Thanks for any hint.

I found this solution with the help of this SO post :

fig, ax = plt.subplots()

for i, label in enumerate(["A", "B\nC", "D\nE\nF"]):
    plt.plot([i, i + 1], [i, 2 * i], label=label)
    
leg = ax.legend(ncol=2,
                bbox_to_anchor=(0.5, -0.15, 0.5, 0.5),
                #frameon=False,
               )

for t in leg.get_texts():
    t.set_verticalalignment("center_baseline")

# next line is optional if you uncomment the `frameon` arg of the legend
leg._legend_box.set_height(leg.get_bbox_to_anchor().height*.5)
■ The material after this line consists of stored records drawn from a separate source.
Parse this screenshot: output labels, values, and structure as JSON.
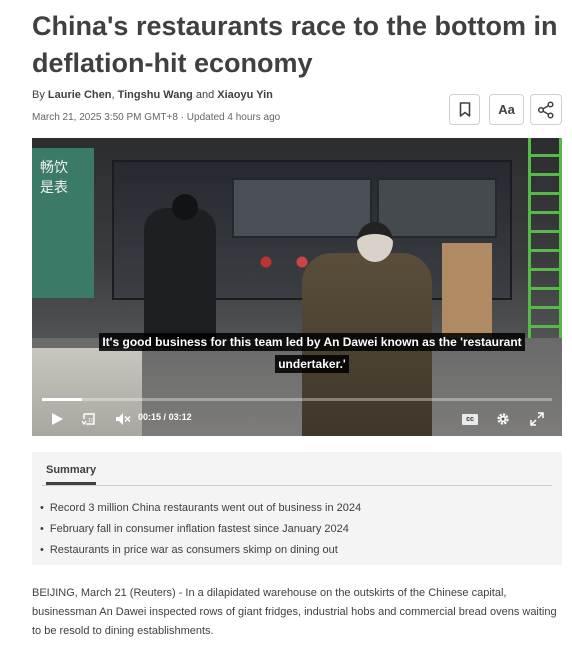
{
  "article": {
    "headline": "China's restaurants race to the bottom in deflation-hit economy",
    "byline": {
      "prefix": "By",
      "author1": "Laurie Chen",
      "author2": "Tingshu Wang",
      "conjunction": "and",
      "author3": "Xiaoyu Yin"
    },
    "dateline": "March 21, 2025 3:50 PM GMT+8 · Updated 4 hours ago"
  },
  "toolbar": {
    "bookmark_icon": "bookmark-icon",
    "text_size_label": "Aa",
    "share_icon": "share-icon"
  },
  "video": {
    "caption_line1": "It's good business for this team led by An Dawei known as the 'restaurant",
    "caption_line2": "undertaker.'",
    "current_time": "00:15",
    "separator": "/",
    "duration": "03:12",
    "progress_fraction": 0.078,
    "controls": [
      "play-icon",
      "replay-10-icon",
      "mute-icon",
      "cc-icon",
      "settings-gear-icon",
      "fullscreen-icon"
    ],
    "cc_label": "cc",
    "sign_text": "畅饮是表"
  },
  "summary": {
    "tab_label": "Summary",
    "items": [
      "Record 3 million China restaurants went out of business in 2024",
      "February fall in consumer inflation fastest since January 2024",
      "Restaurants in price war as consumers skimp on dining out"
    ]
  },
  "body": {
    "paragraph1": "BEIJING, March 21 (Reuters) - In a dilapidated warehouse on the outskirts of the Chinese capital, businessman An Dawei inspected rows of giant fridges, industrial hobs and commercial bread ovens waiting to be resold to dining establishments."
  },
  "colors": {
    "text": "#404040",
    "summary_bg": "#f4f4f4",
    "caption_bg": "#000000"
  }
}
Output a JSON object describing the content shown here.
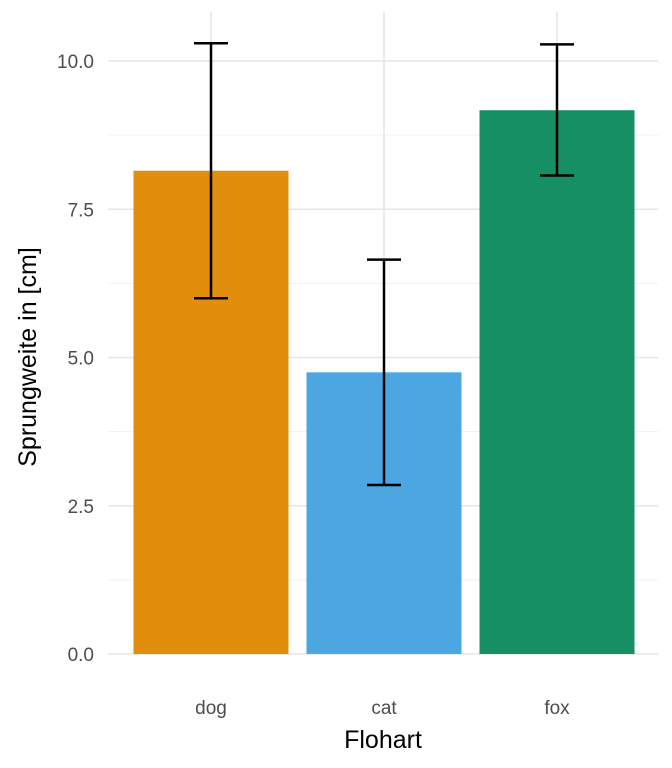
{
  "chart_data": {
    "type": "bar",
    "categories": [
      "dog",
      "cat",
      "fox"
    ],
    "values": [
      8.15,
      4.75,
      9.17
    ],
    "error_low": [
      6.0,
      2.85,
      8.07
    ],
    "error_high": [
      10.3,
      6.65,
      10.28
    ],
    "colors": [
      "#E08E0B",
      "#4BA6E2",
      "#168F62"
    ],
    "xlabel": "Flohart",
    "ylabel": "Sprungweite in [cm]",
    "ylim": [
      0,
      10.8
    ],
    "y_ticks": [
      0,
      2.5,
      5,
      7.5,
      10
    ],
    "y_tick_labels": [
      "0.0",
      "2.5",
      "5.0",
      "7.5",
      "10.0"
    ],
    "grid": true
  }
}
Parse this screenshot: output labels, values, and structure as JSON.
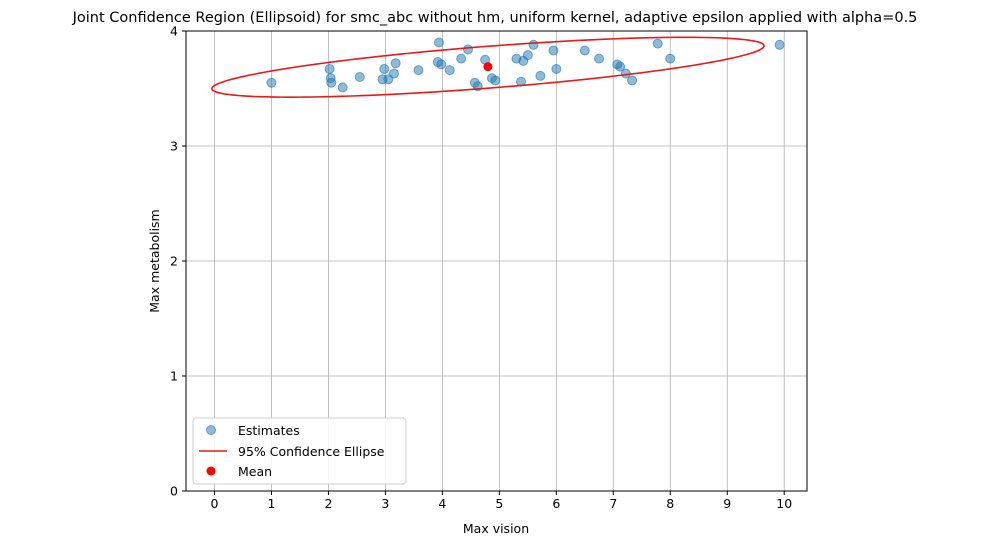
{
  "chart_data": {
    "type": "scatter",
    "title": "Joint Confidence Region (Ellipsoid) for smc_abc without hm, uniform kernel, adaptive epsilon applied with alpha=0.5",
    "xlabel": "Max vision",
    "ylabel": "Max metabolism",
    "xlim": [
      -0.5,
      10.4
    ],
    "ylim": [
      0,
      4
    ],
    "xticks": [
      0,
      1,
      2,
      3,
      4,
      5,
      6,
      7,
      8,
      9,
      10
    ],
    "yticks": [
      0,
      1,
      2,
      3,
      4
    ],
    "grid": true,
    "legend_position": "lower-left",
    "series": [
      {
        "name": "Estimates",
        "kind": "scatter",
        "color": "#1f77b4",
        "points": [
          [
            1.0,
            3.55
          ],
          [
            2.02,
            3.67
          ],
          [
            2.04,
            3.59
          ],
          [
            2.05,
            3.55
          ],
          [
            2.25,
            3.51
          ],
          [
            2.55,
            3.6
          ],
          [
            2.95,
            3.58
          ],
          [
            2.98,
            3.67
          ],
          [
            3.05,
            3.58
          ],
          [
            3.15,
            3.63
          ],
          [
            3.18,
            3.72
          ],
          [
            3.58,
            3.66
          ],
          [
            3.92,
            3.73
          ],
          [
            3.94,
            3.9
          ],
          [
            3.98,
            3.71
          ],
          [
            4.13,
            3.66
          ],
          [
            4.33,
            3.76
          ],
          [
            4.45,
            3.84
          ],
          [
            4.57,
            3.55
          ],
          [
            4.62,
            3.52
          ],
          [
            4.75,
            3.75
          ],
          [
            4.87,
            3.59
          ],
          [
            4.93,
            3.57
          ],
          [
            5.3,
            3.76
          ],
          [
            5.38,
            3.56
          ],
          [
            5.42,
            3.74
          ],
          [
            5.5,
            3.79
          ],
          [
            5.6,
            3.88
          ],
          [
            5.72,
            3.61
          ],
          [
            5.95,
            3.83
          ],
          [
            6.0,
            3.67
          ],
          [
            6.5,
            3.83
          ],
          [
            6.75,
            3.76
          ],
          [
            7.07,
            3.71
          ],
          [
            7.12,
            3.69
          ],
          [
            7.22,
            3.63
          ],
          [
            7.33,
            3.57
          ],
          [
            7.78,
            3.89
          ],
          [
            8.0,
            3.76
          ],
          [
            9.92,
            3.88
          ]
        ]
      },
      {
        "name": "95% Confidence Ellipse",
        "kind": "line",
        "color": "#e41a1c",
        "ellipse": {
          "center": [
            4.8,
            3.685
          ],
          "semi_major": 4.85,
          "semi_minor": 0.182,
          "angle_deg": 2.2
        }
      },
      {
        "name": "Mean",
        "kind": "scatter",
        "color": "#ff0000",
        "points": [
          [
            4.8,
            3.69
          ]
        ]
      }
    ]
  }
}
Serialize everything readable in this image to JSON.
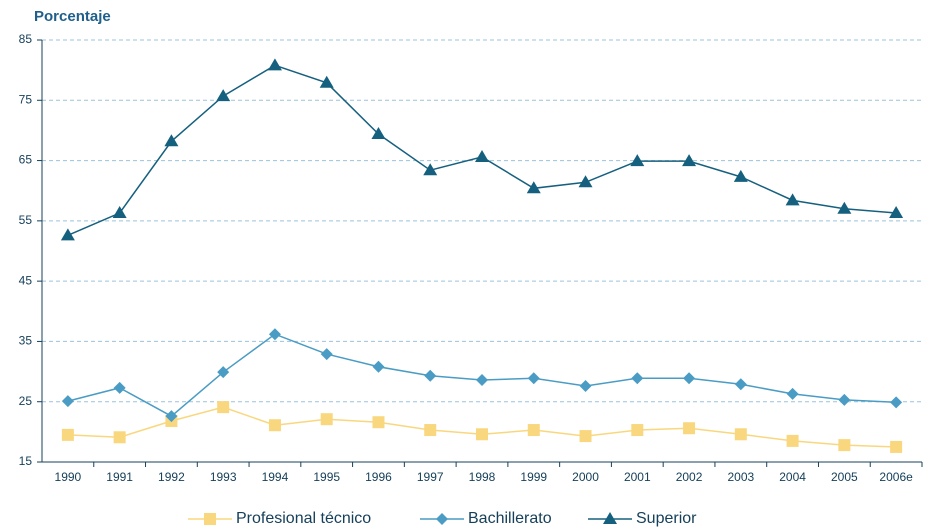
{
  "chart_data": {
    "type": "line",
    "ylabel": "Porcentaje",
    "categories": [
      "1990",
      "1991",
      "1992",
      "1993",
      "1994",
      "1995",
      "1996",
      "1997",
      "1998",
      "1999",
      "2000",
      "2001",
      "2002",
      "2003",
      "2004",
      "2005",
      "2006e"
    ],
    "series": [
      {
        "name": "Profesional técnico",
        "color": "#f9d77e",
        "marker": "square",
        "values": [
          19.5,
          19.1,
          21.8,
          24.1,
          21.1,
          22.1,
          21.6,
          20.3,
          19.6,
          20.3,
          19.3,
          20.3,
          20.6,
          19.6,
          18.5,
          17.8,
          17.5
        ]
      },
      {
        "name": "Bachillerato",
        "color": "#4a9cc4",
        "marker": "diamond",
        "values": [
          25.1,
          27.3,
          22.6,
          29.9,
          36.2,
          32.9,
          30.8,
          29.3,
          28.6,
          28.9,
          27.6,
          28.9,
          28.9,
          27.9,
          26.3,
          25.3,
          24.9
        ]
      },
      {
        "name": "Superior",
        "color": "#16607f",
        "marker": "triangle",
        "values": [
          52.6,
          56.3,
          68.2,
          75.7,
          80.8,
          77.9,
          69.4,
          63.4,
          65.6,
          60.4,
          61.4,
          64.9,
          64.9,
          62.3,
          58.4,
          57.0,
          56.3
        ]
      }
    ],
    "ylim": [
      15,
      85
    ],
    "yticks": [
      15,
      25,
      35,
      45,
      55,
      65,
      75,
      85
    ],
    "grid": true
  }
}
plt.savefig("fig_framed.png")
plt.show();

fig_framed

Please, tell the community if you’ve found a solution, thanks.

Hi @Cat,

Thanks for your suggestion. Given the exact problem at hand, this is probably close to the best possible outcome without changing the handles’ alignment. Nevertheless, I would really be interested in a way to actually move that green line handle downwards. I will have another try at it, but I am not too hopeful: I am not familiar enough with Matplotlib internals to really know what I am looking for.

EDIT

So I was a bit more successful than I thought I would be. I now have the following code:

import matplotlib.pyplot as plt

fig, ax = plt.subplots()
for i, label in enumerate(["A", "B\nC", "D\nE\nF"]):
    plt.plot([i, i + 1], [i, 2 * i], label=label)
leg = ax.legend(ncol=2, loc="lower right")
leg.legend_handles[0].set_ydata([11] * 3)
leg.legend_handles[1].set_ydata([11] * 3)
leg.legend_handles[2].set_ydata([-1] * 3)
leg.texts[0].set_y(10)
leg.texts[1].set_y(9)
leg.texts[2].set_y(-7)
leg._legend_box.set_height(60)
plt.show()

which produces this figure
Figure_1
The result matches what I would like. However, having everything hard coded is not optimal, and I wonder if there is a way to determine values given to set_ydata, set_y, and set_height.

I’ve never had to tweak a legend that way!

BTW: In version 3.6.3 this error shows up:

AttributeError: 'Legend' object has no attribute 'legend_handles'

To correct it, leg.legend_handles must be changed to leg.legendHandles.